En las proximidades del río Lauca, en el departamento de Oruro casi frontera con Chile, están los chullpares de adobe más espectaculares de toda Bolivia (y de los Andes en general). Se hicieron famosos gracias a un artículo publicado en una revista por la recientemente desaparecida Arq. Teresa Gisbert y sus colaboradores[4]. Se trata de varias decenas de estructuras de filiación inka dispersas en un área bastante grande. La mayoría de ellas presentan en el frontis diseños geométricos de colores. Conozco otras tumbas también en otros lugares, pero no en la cantidad que se tiene en el Lauca. La primera vez que visité este increíble yacimiento (en 1997) quedé azorado, tanto por la belleza de las torres, como el alto grado de deterioro que presentaban, no solo por las condiciones atmosféricas (erosión eólica y pluvial, principalmente) o los wakeros[5] que han desbaratado el contexto cultural, sino también por los llamados “agentes biológicos” en cuyo podio puede colocarse al yaka yaka. Las paredes presentaban múltiples huecos que eran los nidos que hacen estas irrespetuosas aves.
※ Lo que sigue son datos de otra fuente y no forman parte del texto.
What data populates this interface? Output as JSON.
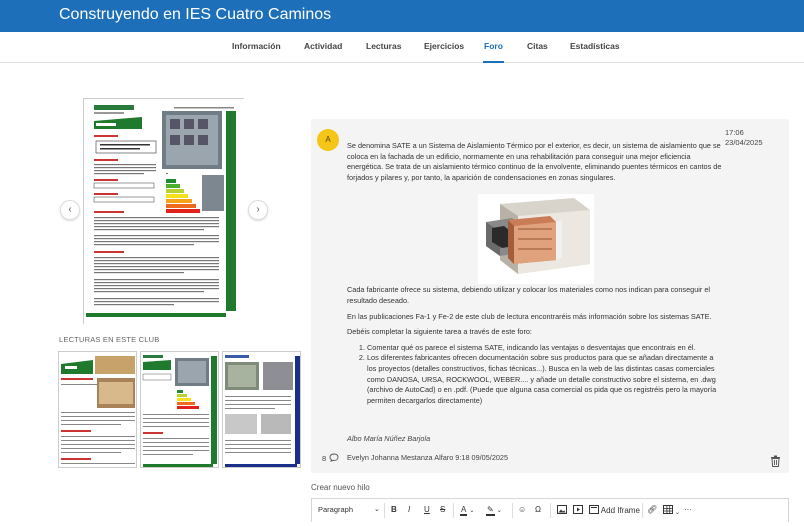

En el trascurso de mi investigación sobre chullpares (que ya lleva una veintena de años) y en los años sucesivos, he comprobado similar cosa en casi todos los chullperíos[6] que he visitado. Incluso en un congreso mencioné el daño infringido a las torres por parte del carpintero andino, a lo que un arquitecto (que había trabajado en conservación de chullpares) replicó que eran más bien unos patos volátiles, y no el injustamente acusado yaka yaka. El tiempo me dio la razón, pues en una de mis salidas, comprobé con espanto que efectivamente en algunos chullperíos anidan no solo los yaka yakas, sino también una especie de palmípedas no muy grandes (unos 40 cm de longitud). Así por ejemplo, en septiembre de 2011 en el chullperío de Kulli Kulli (próximo a la comunidad de Ayamaya, al sur de Sica Sica, Provincia Aroma) pude comprobar que entre las ruinas habían yaka yakas, patos y –cuando no, de puro metidas- palomas (Fig. 3). Pero los que fabrican el hueco para anidar, no son sino los carpinteros.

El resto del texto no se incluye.